9. Случай невозможного

           Кому, каким силам земным и небесным было угодно определить там, в глухом углу, место обитания моей души и тела? Тела бренного, подверженного всем страстям рода человеческого, и которым удовлетвориться здесь, казалось бы, нет никакого шанса. Однако же, в плотной этой определённости, видимо, оставлена была маленькая трещина, в которую-то и устремилась она, моя жизнь, как корни лиственницы на скале горной гряды. Этими корнями я и был жив, да так что теперь, за давностью лет и событий, удивляюсь щедрости провидения.

           Впрочем, не только я один. Рядом со мной в экспедиции длинною в полвека  жизни

 (дан з юн экспедисьён д юн деми-сьеккль – если угодно знатокам языка этранжер)

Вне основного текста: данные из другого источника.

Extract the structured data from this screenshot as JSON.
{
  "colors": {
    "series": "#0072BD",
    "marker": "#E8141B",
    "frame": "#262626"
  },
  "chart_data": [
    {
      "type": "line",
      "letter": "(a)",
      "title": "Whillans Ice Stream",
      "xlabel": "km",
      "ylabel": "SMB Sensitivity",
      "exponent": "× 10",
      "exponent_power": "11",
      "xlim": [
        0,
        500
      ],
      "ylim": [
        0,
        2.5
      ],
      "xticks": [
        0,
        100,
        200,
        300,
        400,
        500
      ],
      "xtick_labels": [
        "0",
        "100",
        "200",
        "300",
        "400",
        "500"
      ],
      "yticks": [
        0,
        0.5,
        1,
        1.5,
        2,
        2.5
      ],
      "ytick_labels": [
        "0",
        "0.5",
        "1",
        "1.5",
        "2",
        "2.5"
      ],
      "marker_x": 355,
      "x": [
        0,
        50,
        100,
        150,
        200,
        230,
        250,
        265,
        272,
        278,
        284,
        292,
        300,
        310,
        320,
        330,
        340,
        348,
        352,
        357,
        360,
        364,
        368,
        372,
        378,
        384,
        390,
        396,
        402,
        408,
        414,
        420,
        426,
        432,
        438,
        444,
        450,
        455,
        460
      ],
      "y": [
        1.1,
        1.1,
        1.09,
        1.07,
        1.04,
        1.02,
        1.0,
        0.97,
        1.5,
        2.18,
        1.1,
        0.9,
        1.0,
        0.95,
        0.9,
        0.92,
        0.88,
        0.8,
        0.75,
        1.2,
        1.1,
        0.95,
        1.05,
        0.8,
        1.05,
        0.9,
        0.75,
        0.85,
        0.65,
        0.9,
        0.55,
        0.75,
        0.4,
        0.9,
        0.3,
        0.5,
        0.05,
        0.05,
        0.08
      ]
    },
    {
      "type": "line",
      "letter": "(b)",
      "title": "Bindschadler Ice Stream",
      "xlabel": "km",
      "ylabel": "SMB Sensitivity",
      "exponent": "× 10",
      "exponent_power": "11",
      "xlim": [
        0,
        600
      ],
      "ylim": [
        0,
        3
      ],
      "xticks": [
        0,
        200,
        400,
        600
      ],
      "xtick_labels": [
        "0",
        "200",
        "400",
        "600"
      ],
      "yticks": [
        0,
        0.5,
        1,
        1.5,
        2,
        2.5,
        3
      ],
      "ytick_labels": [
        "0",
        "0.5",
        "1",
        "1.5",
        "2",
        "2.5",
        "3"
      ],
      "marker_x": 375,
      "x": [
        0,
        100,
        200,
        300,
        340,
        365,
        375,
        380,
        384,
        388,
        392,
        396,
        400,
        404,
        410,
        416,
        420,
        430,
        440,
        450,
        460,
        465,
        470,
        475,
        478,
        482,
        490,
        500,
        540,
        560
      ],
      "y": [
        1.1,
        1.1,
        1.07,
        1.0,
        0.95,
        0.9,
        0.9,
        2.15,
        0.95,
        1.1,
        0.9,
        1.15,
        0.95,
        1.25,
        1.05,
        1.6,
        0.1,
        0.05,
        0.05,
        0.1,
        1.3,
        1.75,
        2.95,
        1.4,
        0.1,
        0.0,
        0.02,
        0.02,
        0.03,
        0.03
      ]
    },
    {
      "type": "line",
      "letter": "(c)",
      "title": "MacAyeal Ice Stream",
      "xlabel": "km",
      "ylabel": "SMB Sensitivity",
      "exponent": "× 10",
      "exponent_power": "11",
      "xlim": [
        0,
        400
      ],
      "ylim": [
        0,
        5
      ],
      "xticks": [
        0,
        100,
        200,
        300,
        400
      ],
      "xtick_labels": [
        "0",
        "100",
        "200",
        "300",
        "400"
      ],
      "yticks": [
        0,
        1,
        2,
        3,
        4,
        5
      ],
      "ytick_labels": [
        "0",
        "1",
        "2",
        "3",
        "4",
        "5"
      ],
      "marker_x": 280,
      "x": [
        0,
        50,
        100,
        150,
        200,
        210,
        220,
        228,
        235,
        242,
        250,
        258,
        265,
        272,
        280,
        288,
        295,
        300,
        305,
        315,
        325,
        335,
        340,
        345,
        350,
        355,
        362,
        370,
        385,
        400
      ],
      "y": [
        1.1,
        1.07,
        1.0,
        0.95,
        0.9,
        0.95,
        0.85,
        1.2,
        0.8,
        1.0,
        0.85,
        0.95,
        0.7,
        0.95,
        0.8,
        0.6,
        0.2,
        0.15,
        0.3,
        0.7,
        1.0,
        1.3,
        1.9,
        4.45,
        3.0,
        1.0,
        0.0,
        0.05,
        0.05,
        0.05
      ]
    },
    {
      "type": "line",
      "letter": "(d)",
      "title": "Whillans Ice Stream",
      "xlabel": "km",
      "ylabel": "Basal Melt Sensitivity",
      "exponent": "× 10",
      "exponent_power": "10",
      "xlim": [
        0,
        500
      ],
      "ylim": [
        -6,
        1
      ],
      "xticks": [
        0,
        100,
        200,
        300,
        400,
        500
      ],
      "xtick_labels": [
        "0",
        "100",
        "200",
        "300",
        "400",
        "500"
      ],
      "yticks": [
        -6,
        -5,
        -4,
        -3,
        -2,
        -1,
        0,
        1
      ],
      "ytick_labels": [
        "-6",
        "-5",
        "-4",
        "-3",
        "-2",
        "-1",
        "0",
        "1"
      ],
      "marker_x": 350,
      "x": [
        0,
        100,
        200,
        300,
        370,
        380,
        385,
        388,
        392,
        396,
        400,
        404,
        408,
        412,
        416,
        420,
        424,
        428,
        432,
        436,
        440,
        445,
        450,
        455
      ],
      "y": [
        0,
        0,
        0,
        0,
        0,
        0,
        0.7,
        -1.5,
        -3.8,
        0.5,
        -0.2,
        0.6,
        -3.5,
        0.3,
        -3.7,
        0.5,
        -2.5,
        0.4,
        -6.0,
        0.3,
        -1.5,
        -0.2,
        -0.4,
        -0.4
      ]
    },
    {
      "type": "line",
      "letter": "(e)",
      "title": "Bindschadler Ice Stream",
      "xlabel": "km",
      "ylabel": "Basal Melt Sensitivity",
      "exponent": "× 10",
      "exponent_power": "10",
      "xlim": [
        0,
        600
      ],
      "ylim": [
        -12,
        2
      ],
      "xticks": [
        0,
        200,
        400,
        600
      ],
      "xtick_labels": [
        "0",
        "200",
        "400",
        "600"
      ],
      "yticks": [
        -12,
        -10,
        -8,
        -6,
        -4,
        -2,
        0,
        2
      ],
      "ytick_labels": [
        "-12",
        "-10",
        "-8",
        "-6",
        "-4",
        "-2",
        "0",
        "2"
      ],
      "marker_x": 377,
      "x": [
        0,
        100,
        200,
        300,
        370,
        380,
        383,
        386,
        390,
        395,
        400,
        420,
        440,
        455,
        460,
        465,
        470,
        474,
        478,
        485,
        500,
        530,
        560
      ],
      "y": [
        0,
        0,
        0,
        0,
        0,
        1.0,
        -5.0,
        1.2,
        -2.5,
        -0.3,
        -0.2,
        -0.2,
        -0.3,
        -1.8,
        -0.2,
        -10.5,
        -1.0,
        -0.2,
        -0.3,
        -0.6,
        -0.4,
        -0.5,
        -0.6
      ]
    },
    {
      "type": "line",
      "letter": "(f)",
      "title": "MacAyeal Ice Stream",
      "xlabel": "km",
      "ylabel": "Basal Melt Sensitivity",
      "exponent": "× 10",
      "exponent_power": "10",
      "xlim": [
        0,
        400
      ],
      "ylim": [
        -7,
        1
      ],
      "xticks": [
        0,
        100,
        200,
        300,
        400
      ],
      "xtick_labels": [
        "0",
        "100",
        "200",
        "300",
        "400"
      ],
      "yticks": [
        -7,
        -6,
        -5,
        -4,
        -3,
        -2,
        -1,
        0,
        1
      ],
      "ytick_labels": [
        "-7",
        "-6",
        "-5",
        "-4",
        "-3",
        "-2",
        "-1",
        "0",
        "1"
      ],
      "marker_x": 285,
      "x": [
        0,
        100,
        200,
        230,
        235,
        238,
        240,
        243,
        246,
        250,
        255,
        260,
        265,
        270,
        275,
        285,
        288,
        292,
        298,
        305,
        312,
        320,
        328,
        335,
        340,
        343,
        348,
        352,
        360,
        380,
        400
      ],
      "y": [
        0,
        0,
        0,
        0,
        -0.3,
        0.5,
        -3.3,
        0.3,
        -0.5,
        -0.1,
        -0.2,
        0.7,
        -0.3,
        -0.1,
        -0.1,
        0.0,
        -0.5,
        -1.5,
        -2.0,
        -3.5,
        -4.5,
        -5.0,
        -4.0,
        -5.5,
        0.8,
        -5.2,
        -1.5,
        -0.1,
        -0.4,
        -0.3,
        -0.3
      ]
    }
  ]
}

             обитает ещё одна душа, которую тоже хитросплетениями случая вёл рок к столкновению с мной. Навигатор судьбы поражает своей точностью – ведь вероятность столкновения нас трудно выразить даже инструментами холодных чисел. Однако же это случилось. И -  вспышка; и – огонь; и – костер, не гаснущий до сих пор.

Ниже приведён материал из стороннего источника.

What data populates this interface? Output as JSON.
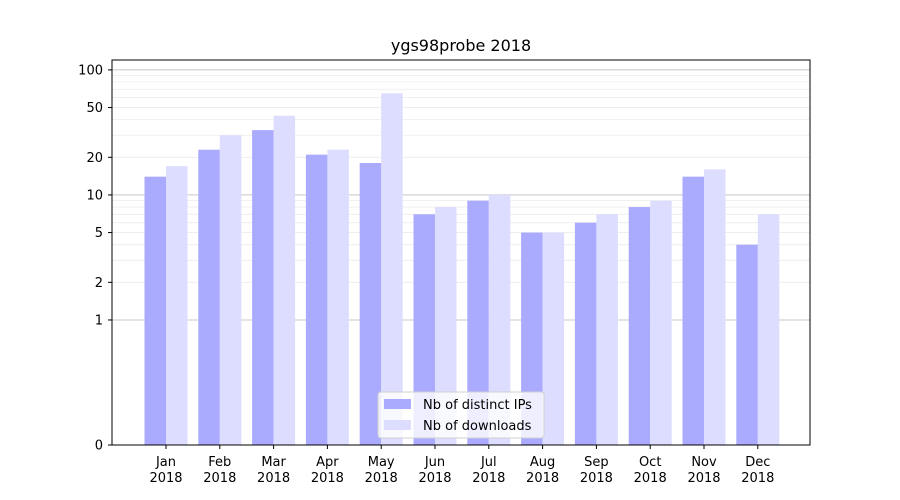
{
  "chart_data": {
    "type": "bar",
    "title": "ygs98probe 2018",
    "xlabel": "",
    "ylabel": "",
    "yscale": "symlog",
    "ylim": [
      0,
      120
    ],
    "yticks": [
      0,
      1,
      2,
      5,
      10,
      20,
      50,
      100
    ],
    "grid": true,
    "legend_position": "lower-center",
    "categories": [
      [
        "Jan",
        "2018"
      ],
      [
        "Feb",
        "2018"
      ],
      [
        "Mar",
        "2018"
      ],
      [
        "Apr",
        "2018"
      ],
      [
        "May",
        "2018"
      ],
      [
        "Jun",
        "2018"
      ],
      [
        "Jul",
        "2018"
      ],
      [
        "Aug",
        "2018"
      ],
      [
        "Sep",
        "2018"
      ],
      [
        "Oct",
        "2018"
      ],
      [
        "Nov",
        "2018"
      ],
      [
        "Dec",
        "2018"
      ]
    ],
    "series": [
      {
        "name": "Nb of distinct IPs",
        "color": "#aaaaff",
        "values": [
          14,
          23,
          33,
          21,
          18,
          7,
          9,
          5,
          6,
          8,
          14,
          4
        ]
      },
      {
        "name": "Nb of downloads",
        "color": "#ddddff",
        "values": [
          17,
          30,
          43,
          23,
          65,
          8,
          10,
          5,
          7,
          9,
          16,
          7
        ]
      }
    ]
  }
}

         Правда, чаще всего сейчас на этом костре оказывается котелок со взбулькивающей субстанцией, которую я называю окололитературным описанием приключений. Брызги которых случается и попадают на иного неосторожного читателя. Но уж тут, как говориться, он сам виноват – не надо быть настолько любопытным.
Подробности этого большого приключения мною не систематизированы и составляют некое Досье, о котором автор подробно сообщил общественности в своём биографическом вступлении на нашем общем портале прозы.

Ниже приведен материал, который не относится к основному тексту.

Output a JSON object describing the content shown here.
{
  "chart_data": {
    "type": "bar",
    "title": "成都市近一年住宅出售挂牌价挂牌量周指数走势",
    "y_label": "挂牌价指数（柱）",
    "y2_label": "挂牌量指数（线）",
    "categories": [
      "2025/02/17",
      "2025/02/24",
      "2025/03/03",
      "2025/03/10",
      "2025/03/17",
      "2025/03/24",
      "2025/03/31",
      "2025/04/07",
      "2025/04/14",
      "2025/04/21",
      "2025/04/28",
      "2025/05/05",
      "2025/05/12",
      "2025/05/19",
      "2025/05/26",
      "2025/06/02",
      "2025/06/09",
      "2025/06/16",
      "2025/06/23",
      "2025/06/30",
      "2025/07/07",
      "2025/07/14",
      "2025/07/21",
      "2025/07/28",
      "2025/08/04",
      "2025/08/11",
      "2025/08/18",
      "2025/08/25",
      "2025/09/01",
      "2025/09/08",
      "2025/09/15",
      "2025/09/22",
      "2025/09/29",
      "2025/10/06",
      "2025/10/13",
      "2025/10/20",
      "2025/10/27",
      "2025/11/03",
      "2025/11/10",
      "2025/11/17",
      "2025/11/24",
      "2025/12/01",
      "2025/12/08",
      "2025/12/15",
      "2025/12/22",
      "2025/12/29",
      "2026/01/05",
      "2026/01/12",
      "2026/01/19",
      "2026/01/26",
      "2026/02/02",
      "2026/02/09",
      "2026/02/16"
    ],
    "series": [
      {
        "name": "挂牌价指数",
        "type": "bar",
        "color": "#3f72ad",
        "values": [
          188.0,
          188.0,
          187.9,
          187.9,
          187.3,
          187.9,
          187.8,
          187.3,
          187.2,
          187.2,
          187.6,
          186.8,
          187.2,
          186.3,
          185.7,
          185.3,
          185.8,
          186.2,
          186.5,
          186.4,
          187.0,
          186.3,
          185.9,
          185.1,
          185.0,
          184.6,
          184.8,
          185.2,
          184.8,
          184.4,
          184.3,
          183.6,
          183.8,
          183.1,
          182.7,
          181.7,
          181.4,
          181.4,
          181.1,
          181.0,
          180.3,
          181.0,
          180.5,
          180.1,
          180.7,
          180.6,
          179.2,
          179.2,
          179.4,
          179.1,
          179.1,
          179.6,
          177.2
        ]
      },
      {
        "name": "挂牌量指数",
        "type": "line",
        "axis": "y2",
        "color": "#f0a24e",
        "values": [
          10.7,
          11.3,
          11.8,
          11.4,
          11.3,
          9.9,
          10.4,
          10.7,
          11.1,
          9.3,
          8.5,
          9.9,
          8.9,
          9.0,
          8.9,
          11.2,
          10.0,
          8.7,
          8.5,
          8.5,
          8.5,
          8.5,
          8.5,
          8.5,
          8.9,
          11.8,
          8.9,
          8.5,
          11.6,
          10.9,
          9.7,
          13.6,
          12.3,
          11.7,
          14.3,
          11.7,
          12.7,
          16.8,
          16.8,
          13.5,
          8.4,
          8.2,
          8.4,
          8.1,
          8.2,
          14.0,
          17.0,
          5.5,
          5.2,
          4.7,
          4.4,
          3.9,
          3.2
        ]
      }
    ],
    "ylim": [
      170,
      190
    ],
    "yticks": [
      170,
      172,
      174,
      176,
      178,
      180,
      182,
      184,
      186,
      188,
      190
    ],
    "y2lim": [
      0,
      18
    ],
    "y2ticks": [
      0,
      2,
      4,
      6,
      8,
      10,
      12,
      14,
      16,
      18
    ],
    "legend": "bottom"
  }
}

         Вот и сейчас – осторожно!:

…Искрой этого костра сверкнул во мне испуг:  а что если я во всей своей жизни оказался бы настолько практичен и целеустремлён, что не совершил хотя бы даже и один из своих нелогичных и безумных поступков? Разве возможно было бы случиться так, как это происходит сейчас.
         Сидят рядом двое забавников, которых бы теория вероятности никак не допустила оказаться вместе. Так нет же, не каждому порознь дано им процветать где-то на полях неизвестности, а, вместо этого, суждено проживать бок о бок свои полвека, и не найти сейчас ничего для себя лучшего как, посиживая друг против друга посреди весёлого карнавала ласкового денька бабьего лета вдруг да подумать об одной и той же странности.

-Любишь ли ты пургу так, как люблю её я? - задаю я этот вопрос своей подружке.

И она, нежная дочь возлюбленного ею тёплого южного моря, со всеми капризами своего воплощения, и нелёгким грузом пережитого со мной, долго смотрит на меня здесь, в самом сердце Сибири, и с удивлением вопрошает:

 - А как же ты догадался о том, что я хотела сейчас спросить у тебя?